Review Twiki for B2G-20-003 (X --> aa --> bbbb)

Latest note: http://cms.cern.ch/iCMS/user/noteinfo?cmsnoteid=CMS%20AN-2019/085 (v2)

Color Key:

Authors agree, and information is incorporated in next version of Note.

Authors agree, but this action item has not been accomplished at this time.

Authors disagree or no change is needed for the Note.

Authors are confused or uncertain, clarrification is needed!

Questions from October 4th presentation in B2G DiBoson: (https://indico.cern.ch/event/852500/)

  • slide 3 - a—>bb branching ratio is assumed to be 100%. Let’s make sure this is clearly stated in the AN.
    • We have made this explicit in the note, in the section detailing the signal samples.
  • slide 6 (and backup 29 and 30) - trigger eff vs mass — we don’t currently have an MC correction for the slight turn-on. Eventually needs to be applied. [Petar]
  • slide 7 - we were asked how high in X mass will our requests go. [Alberto]
    • We should make sure that the request is high enough also for where we expect to have sensitivity for 2017 and 18 datasets as well.
  • slide 8 - does it make sense to have the eta of the jets be as high as 2.4 since we are applying the double btagger and the eta is beyond the tracker region? we should check the eff of the double btagger vs eta. Also for what eta range are the SFs applicable? Let’s check with the BTV POG. [Petar]
    • We have checked with BTV. They said that the SFs should apply up to 2.5, and that the b-tagging is "valid" to 2.5. We also plotted the eta of the jets in the signal region (see control plots in note), and it seems that the bb-tagging is acting as an implicit cut on the eta. For now we are not making a change, as adding an explicit cut will not lead to a different result, and the procedure as it stands now has the blessing of BTV.
  • slide 12 - For plot on the left, let’s also plot the ratios of A/B and C/D to show they are the same/flat. [Jennifer]
    • We will add this information to future iterations of this plot!
  • slide 13 - It was requested that we should better describe in the AN how the ttbar shape and normalization is allowed to float etc in the fit. [Jennifer]
    • We will provide a better description in the next version of the Note: the ttbar shape is controlled by the parameter alpha in the ttbar HT reweighting.

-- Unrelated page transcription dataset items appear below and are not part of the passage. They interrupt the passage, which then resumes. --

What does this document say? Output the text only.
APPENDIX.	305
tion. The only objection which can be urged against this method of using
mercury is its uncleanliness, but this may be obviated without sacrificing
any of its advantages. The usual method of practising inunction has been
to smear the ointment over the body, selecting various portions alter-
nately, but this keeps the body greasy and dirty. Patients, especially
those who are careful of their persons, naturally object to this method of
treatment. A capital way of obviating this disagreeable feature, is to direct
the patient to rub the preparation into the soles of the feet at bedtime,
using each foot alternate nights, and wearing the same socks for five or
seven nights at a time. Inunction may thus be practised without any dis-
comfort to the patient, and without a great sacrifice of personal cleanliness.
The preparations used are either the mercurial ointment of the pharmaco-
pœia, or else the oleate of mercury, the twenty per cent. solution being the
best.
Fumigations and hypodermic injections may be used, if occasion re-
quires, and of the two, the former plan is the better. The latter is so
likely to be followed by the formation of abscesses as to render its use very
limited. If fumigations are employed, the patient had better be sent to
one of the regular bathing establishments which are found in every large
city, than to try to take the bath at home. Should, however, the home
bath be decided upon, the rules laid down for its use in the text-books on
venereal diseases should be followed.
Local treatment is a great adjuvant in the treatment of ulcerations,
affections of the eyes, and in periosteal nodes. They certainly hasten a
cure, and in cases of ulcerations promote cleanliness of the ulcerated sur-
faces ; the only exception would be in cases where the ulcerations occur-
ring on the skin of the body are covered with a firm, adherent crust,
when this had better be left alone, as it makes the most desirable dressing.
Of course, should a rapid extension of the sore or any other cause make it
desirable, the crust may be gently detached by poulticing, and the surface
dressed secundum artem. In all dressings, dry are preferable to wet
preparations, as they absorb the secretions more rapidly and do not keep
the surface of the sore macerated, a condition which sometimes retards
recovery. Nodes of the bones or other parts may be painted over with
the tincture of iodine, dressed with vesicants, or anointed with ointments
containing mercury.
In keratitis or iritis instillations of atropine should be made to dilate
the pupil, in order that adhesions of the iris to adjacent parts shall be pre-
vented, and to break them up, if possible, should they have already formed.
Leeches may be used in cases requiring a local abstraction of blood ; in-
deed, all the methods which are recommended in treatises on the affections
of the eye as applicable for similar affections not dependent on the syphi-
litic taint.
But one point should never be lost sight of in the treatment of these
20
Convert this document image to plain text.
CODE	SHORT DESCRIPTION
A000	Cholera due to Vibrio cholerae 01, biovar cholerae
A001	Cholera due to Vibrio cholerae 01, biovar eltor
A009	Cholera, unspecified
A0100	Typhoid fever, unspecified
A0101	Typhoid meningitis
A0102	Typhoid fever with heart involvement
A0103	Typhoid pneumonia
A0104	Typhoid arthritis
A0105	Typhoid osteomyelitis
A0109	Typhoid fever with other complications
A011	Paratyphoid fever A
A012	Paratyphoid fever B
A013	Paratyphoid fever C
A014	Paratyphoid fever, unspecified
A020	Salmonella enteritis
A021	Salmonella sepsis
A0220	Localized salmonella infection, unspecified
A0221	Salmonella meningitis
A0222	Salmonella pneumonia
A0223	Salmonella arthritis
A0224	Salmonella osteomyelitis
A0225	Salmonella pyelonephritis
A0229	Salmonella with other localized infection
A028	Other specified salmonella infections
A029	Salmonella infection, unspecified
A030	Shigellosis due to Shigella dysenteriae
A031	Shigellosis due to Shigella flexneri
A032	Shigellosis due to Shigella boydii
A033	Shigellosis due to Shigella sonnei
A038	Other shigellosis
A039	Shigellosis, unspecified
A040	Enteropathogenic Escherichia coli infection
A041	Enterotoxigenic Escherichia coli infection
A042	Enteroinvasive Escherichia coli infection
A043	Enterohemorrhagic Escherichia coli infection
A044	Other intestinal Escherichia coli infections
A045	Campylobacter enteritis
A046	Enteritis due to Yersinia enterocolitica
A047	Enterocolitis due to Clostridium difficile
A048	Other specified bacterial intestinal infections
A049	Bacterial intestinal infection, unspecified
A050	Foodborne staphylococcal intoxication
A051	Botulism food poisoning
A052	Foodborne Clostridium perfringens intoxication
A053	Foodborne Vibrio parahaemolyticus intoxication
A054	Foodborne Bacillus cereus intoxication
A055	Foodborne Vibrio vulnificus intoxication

It is the exponential dependence on the HT. It is varied by 20% in each direction and the resulting ttbar is propagated as a template to the entire process. The same is true for the ttbar normalization. The amount of ttbar subtracted from the ABCD regions has a small effect on the fit: this secondary effect on the QCD is correlated the ttbar contribution.
  • slide 17 :
    • clearly the background rapidly increases below 50 GeV. Is 25 GeV truly as low as we can go? We should evaluate quantitatively where the sensitivity “falls off the cliff”. [Petar]
      • Theoretically you could see decays fown to 2xB mass, however: Sal has commented that below 25 GeV we should not trust our MC modeling of hadronization for pairs of bs. Going lower than that would require some quantification of the uncertainty in our simulation of these jets, and obtaining such an uncertainty would likely be an analysis of its own, similar to the SMP one performed to get N2 and SDM spectrums of AK8 jets at CMS (that one for masses as low as 10 GeV).
    • why does ttbar have that shape? would expect that it peaks more. (Marc can you remind us?) [Petar]
      • The ttbar component shouldn't peak sharply in W or t since neither of those is a true bb decay. The case where the b from the top and a c from a W are found in the same AK8 jet is the best way for ttbar to give you a bb-component. Such jets however have masses anywhere from the W to the top, thus the "stretched" appearance of the ttbar and the lack of a real resonance.
    • we should rebin the avg jet mass plots [Petar]
      • Agreed, we will rebin for future iterations of the Note.
    • it was pointed out that bkg uncertainty here looks too small. What is the reason? EH - I think it’s because we have not yet added the stat uncertainty in region B bin by bin — should double check. [Alberto]
      • The background uncertainty was not taking into account all the diffrent sources. This will be fixed in the next iteration of the Note.
  • We should make a Q&A twiki to collect questions received/answered (eventually this will be moved to the official review twiki when we have a CADI line). [Petar]
    • You are currently on the Q&A twiki for this analysis.
  • Why did we chose to parameterize C/D vs sub leading jet mass. would we benefit from parameterizing vs avg jet mass in the long run? Should show this.
    • We explored the fitting space and ABCD axes somewhat stochasitcally and used what worked best in the MC. We can investigate other combinations now that the procedure is settled.
  • It was requested that we run over the QCD b-enriched samples (Eva will start to bring over those nanoaods). We can then check if there is an effect from the heavy flavor composition. Also we may have better stats with that sample for MC related studies. [Clemens]
    • Not all of these samples have been produced. We will do this when we have access to them.
  • It was requested that we explore other b-taggers such as deep AK8 and Kevin’s btagger. [Petar]
    • We will do this after resolving the other issues/questions raised in the review so far.
  • delta eta and dijet mass are correlated — this will be eventually dealt with by a 2D mass fit. [Alberto]
    • I'm not quite sure what is meant here. If there is a dependence we don't seem to be sensitive to it?
  • We should follow up with Scott about the theory ref. [John H]
    • We will push our theory colleauge to provide us with a reference. This may not be available until later in the review process.
  • Currently our limit assumes f/N=1 — in long run we will also want to show model independent limits, e.g. a temperature plot of xsec (z-axis) vs the two masses a la SUSY. [John H]
    • Absolutely, the eventual goal is a 3-D limit in a mass, X mass and f/N. As the xs scales with f/N with a simple relation (no re-generation needed) we will continue the review process and limit setting with f/N = 1.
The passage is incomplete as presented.